- DVD cover
- Directed by: S. Narayan
- Written by: S. Narayan
- Produced by: S. Narayan
- Starring: Duniya Vijay Shubha Punja
- Cinematography: Jagdish Vaali
- Edited by: Soundar Rajan
- Music by: S. Narayan
- Release date: 16 November 2007;
- Country: India
- Language: Kannada

= Chanda (2007 film) =

Chanda is a 2007 Kannada-language film directed by S. Narayan, produced by Smt. Bhagyavathi and starred Duniya Vijay and Shubha Punja. The film was in the news when Duniya Vijay decided not to dub for the film.

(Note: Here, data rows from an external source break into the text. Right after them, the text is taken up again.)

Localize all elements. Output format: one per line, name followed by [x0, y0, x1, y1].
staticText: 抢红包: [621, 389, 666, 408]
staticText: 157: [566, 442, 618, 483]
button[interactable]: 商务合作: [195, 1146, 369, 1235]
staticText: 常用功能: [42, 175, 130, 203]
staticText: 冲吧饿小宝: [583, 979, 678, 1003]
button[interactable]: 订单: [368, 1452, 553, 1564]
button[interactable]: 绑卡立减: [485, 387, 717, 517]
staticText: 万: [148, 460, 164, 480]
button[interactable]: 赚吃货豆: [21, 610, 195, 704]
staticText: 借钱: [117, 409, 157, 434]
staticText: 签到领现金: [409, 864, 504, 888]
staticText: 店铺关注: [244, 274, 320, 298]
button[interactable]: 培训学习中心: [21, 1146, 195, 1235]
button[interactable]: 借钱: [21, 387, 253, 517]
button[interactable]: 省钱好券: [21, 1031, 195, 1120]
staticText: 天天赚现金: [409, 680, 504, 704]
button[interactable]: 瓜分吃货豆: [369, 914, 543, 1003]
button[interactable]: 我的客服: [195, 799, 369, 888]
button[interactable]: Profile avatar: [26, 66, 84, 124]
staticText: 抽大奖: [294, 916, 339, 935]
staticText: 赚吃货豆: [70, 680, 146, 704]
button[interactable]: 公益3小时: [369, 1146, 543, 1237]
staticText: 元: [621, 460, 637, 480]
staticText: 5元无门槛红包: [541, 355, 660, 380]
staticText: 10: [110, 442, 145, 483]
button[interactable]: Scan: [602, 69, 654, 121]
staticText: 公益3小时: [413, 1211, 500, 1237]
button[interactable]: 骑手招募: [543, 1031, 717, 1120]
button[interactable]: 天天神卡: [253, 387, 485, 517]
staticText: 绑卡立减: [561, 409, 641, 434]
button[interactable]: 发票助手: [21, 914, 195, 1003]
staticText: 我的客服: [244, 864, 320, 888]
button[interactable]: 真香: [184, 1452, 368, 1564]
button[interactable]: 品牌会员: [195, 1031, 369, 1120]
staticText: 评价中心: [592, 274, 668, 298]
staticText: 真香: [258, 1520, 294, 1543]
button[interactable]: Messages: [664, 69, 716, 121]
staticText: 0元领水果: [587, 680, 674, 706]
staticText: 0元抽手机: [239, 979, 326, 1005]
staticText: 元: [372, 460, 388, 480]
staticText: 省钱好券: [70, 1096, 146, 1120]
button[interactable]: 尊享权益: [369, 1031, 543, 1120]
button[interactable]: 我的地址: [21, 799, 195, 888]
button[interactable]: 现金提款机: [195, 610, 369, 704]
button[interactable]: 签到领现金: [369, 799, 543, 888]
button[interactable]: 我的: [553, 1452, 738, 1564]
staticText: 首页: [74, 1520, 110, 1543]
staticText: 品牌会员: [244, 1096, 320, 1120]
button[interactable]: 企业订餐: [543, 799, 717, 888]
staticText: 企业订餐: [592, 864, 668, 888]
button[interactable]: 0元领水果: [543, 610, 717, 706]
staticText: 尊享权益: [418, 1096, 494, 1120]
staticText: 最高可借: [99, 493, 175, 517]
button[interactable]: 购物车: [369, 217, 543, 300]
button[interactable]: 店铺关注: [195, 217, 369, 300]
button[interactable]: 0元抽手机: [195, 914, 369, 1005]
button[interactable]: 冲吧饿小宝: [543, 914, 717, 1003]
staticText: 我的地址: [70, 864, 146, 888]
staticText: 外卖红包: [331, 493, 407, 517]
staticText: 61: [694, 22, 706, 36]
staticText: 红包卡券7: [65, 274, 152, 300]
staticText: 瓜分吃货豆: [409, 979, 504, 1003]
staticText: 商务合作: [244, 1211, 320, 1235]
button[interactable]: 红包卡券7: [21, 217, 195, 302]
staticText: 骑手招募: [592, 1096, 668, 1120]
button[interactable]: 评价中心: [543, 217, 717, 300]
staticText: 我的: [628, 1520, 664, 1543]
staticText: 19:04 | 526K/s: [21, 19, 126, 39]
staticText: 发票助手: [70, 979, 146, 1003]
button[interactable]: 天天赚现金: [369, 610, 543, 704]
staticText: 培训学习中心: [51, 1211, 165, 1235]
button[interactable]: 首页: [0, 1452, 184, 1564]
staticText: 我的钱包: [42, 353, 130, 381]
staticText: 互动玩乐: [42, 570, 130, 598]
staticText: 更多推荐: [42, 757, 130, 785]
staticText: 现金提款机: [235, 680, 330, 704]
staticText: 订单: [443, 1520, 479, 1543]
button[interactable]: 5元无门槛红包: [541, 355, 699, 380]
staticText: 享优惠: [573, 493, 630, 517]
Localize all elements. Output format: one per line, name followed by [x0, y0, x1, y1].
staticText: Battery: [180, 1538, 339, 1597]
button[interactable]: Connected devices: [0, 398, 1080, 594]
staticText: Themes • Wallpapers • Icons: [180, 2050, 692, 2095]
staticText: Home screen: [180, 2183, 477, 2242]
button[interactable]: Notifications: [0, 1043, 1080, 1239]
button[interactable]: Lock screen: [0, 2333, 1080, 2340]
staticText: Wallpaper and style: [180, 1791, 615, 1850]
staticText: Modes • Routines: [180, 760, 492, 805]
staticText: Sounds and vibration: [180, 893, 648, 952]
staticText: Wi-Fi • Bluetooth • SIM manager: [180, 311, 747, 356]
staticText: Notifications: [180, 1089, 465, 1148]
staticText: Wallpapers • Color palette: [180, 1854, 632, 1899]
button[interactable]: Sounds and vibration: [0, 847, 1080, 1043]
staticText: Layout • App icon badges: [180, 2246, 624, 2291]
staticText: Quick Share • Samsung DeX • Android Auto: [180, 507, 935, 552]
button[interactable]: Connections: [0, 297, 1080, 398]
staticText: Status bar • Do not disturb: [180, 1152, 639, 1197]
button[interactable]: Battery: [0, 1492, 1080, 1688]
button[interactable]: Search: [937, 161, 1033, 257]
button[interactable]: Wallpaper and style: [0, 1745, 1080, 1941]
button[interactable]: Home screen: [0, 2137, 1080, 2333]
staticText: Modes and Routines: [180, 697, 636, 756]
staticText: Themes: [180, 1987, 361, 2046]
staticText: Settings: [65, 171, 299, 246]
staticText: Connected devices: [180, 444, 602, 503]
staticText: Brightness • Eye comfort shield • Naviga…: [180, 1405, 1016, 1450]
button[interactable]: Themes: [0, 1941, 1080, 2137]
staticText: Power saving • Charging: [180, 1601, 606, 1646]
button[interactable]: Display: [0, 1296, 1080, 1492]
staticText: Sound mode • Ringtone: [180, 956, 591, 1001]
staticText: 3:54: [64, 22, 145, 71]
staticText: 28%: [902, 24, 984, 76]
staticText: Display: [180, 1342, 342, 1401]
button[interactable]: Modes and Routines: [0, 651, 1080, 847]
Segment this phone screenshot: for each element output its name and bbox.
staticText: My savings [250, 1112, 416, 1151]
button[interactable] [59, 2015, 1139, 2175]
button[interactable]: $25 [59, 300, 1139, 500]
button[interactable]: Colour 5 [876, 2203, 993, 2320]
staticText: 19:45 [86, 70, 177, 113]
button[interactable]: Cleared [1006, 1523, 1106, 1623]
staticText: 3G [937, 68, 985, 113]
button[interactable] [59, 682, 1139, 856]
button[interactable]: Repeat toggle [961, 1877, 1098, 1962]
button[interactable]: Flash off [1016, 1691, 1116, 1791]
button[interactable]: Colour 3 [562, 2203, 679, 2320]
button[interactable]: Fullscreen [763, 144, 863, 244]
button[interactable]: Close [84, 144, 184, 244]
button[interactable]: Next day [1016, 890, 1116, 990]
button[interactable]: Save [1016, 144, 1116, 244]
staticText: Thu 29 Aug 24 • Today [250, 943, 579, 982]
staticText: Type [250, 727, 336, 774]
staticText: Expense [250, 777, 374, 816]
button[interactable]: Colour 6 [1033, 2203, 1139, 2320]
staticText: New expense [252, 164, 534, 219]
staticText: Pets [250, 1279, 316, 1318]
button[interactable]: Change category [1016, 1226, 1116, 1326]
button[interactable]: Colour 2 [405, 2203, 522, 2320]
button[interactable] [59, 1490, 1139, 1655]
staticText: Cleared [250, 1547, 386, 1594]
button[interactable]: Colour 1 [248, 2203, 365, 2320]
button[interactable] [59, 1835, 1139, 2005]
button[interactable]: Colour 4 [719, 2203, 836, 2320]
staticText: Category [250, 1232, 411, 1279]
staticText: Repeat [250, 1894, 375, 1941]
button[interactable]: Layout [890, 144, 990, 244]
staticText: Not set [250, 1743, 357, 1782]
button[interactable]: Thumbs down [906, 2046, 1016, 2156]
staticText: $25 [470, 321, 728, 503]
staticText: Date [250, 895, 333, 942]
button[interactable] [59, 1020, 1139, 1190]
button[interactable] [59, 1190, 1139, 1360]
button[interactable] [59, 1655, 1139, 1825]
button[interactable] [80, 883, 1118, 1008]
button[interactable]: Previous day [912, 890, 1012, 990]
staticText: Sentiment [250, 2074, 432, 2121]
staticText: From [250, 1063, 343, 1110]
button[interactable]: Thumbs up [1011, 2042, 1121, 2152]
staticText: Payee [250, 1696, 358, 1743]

The film was a box office success.

==Cast==
- Duniya Vijay as Kariya
- Shubha Poonja as Swapna
- Sundar Raj
- Komal
- Master Rakesh
- Somanna Jaadar
- Shobha Raghavendra

==Soundtrack==

Track listing
| No. | Title | Singer(s) | Length |
|---|---|---|---|
| 1. | "Savi Savi" | Shaan, K. S. Chithra | 5:01 |
| 2. | "Nee Chandane" | Kumar Sanu, Shreya Ghoshal | 4:50 |
| 3. | "Hogu Manase" | K. S. Chithra, S. Narayan | 3:37 |
| 4. | "Hogonammi" | Karthik, K. S. Chithra | 5:03 |
| 5. | "Yenaitho Nangenayaitho" | Kunal Ganjawala, Shreya Ghoshal | 4:57 |
| 6. | "Hogu Manase" | Madhu Balakrishnan, S. Narayan | 5:56 |
| 7. | "Gundene Dyavru" | L. N. Shastri, S. Narayan | 7:45 |

==Release==
Sify gave a positive review. A critic from Rediff.com wrote that "Chanda is definitely an above average film".